C'era una volta il Delta blues, le chitarre folk ad abbozzare un clima sofferto e palustre, la fatica degli afroamericani curvi fra i campi di cotone, le feste disagiate nei juke joint...e c'erano una volta pure i crocevia, dove - se eri un musicista di strada - potevi pure fare un patto col diavolo.

Le sponde del Mississippi, il mondo di Son House, che forse arriva subito dopo la popolarità di Robert Johnson, anche se House rimane autore di quello che oggi è considerato il più schietto e sobrio manifesto del delta blues: Death Letter.

Si, certo Johnson aveva la sua Sweet Home Chicago, che oggi conoscono anche i muri grazie a un riadattamento molto famoso dei The Blues Brothers, e grazie anche ad una versione meno conosciuta dell'altrettanto famoso bluesman bianco Eric Clapton...oh, se vai a vedere, ce ne sono eh? Mi vengono in mente The Spoonful Blues dell'acrobata Charley Patton (acrobata perché suonava con la chitarra sulla nuca, trent'anni prima che lo facesse Hendrix). O, vediamo... ancora...ah! Devil Got My Woman di Skip James! acuto, spossato e oscuro lamento del blues palustre.

I succitati artisti, erano fra quelli che erano riusciti a catturare il blues nella sua brada forma. Poi c'erano quelli che avevano anche altre influenze, vedi il folk blues di Leadbelly o John Hurt. Discorso a parte per Big Bill Broonzy che tra gli anni venti e gli anni trenta faceva country blues, per poi passare negli anni quaranta, agli strumenti elettrici, diventando di fatto uno dei patriarchi del Chicago blues.

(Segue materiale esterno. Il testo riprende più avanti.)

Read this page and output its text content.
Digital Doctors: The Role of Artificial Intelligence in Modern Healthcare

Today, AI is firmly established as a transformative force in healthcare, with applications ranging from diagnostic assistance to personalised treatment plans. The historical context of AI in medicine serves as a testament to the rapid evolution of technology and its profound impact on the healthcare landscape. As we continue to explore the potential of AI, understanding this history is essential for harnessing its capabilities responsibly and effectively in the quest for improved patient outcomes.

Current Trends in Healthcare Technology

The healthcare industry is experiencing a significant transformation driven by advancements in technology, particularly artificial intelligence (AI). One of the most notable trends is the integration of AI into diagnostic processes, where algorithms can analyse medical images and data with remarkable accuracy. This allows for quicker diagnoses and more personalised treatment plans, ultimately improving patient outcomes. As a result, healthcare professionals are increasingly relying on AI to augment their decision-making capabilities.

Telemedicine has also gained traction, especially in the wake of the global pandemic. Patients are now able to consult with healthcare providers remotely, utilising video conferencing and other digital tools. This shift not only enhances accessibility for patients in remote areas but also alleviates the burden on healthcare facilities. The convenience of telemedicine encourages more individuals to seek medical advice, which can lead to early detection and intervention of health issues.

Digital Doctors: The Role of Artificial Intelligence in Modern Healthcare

A proposito della scena di Chicago: il blues urbano che sotterra il blues campagnolo...un pezzo di storia che muore, nuovi nomi sulla scena: Muddy Waters, Howlin' Wolf, Sonny Boy Williamson...tutti cresciuti vicino al Mississippi - Williamson addirittura già suonava ai tempi del delta, anche se nasce discograficamente solo nel 1959. Il risultato? I vecchi musicisti in pensione anticipata. Il nostro House ad esempio, fu assunto come operaio, a New York, nel 1943.

Questo disco nasce nel 1965, durante il periodo del folk revival. Sarà stato merito di Dylan, di Joan Benz, non si sa...fatto sta che molti musicisti vecchio stampo furono chiamati a raccolta, per imbracciare di nuovo la cara vecchia chitarra folk, compreso Son House, che in questo The Original Delta Blues, ci propone un affresco sonoro del suo vecchio materiale, rieditato e registrato con mezzi più moderni.

In effetti è un piacere udire un più attempato Son House reinterpretare la già citata Death Letter, Pearline, oppure la pittoresca John the Revelator, ispirata ad un canto di lavoro di fine ottocento, qui presente in una veste che più genuina non si può: neanche un pizzico sulle corde della chitarra; solo voce e battito di mani! Ci sono pure i drammi ferroviari di Empire State Express, o inaspettatamente, un ottimo arrangiamento di armonica a bocca in Leeve Camp Moan... e ascoltandola ti chiedi chissà quante volte House deve averla eseguita assieme a Willie Brown...

Una cosa importante: essendo una registrazione degli anni sessanta, non c'è il classico e maledettamente perenne fregolio riprodotto, non solo dai nastri originali, ma anche dai vecchi 78 giri, quando in pratica dovevi passare tutta la giornata vicino al grammofono, a girare il disco che conteneva solo una traccia per lato. Mettiamola così: le canzoni sono sempre quelle, quindi se ti piace la genuinità assoluta, ascoltati le registrazioni degli anni trenta, senno ascoltati questa che va bene.

Un uomo, una chitarra, una musica sofferta e spiritata. Quintali di mestiere e litri di sudore...prendere o lasciare!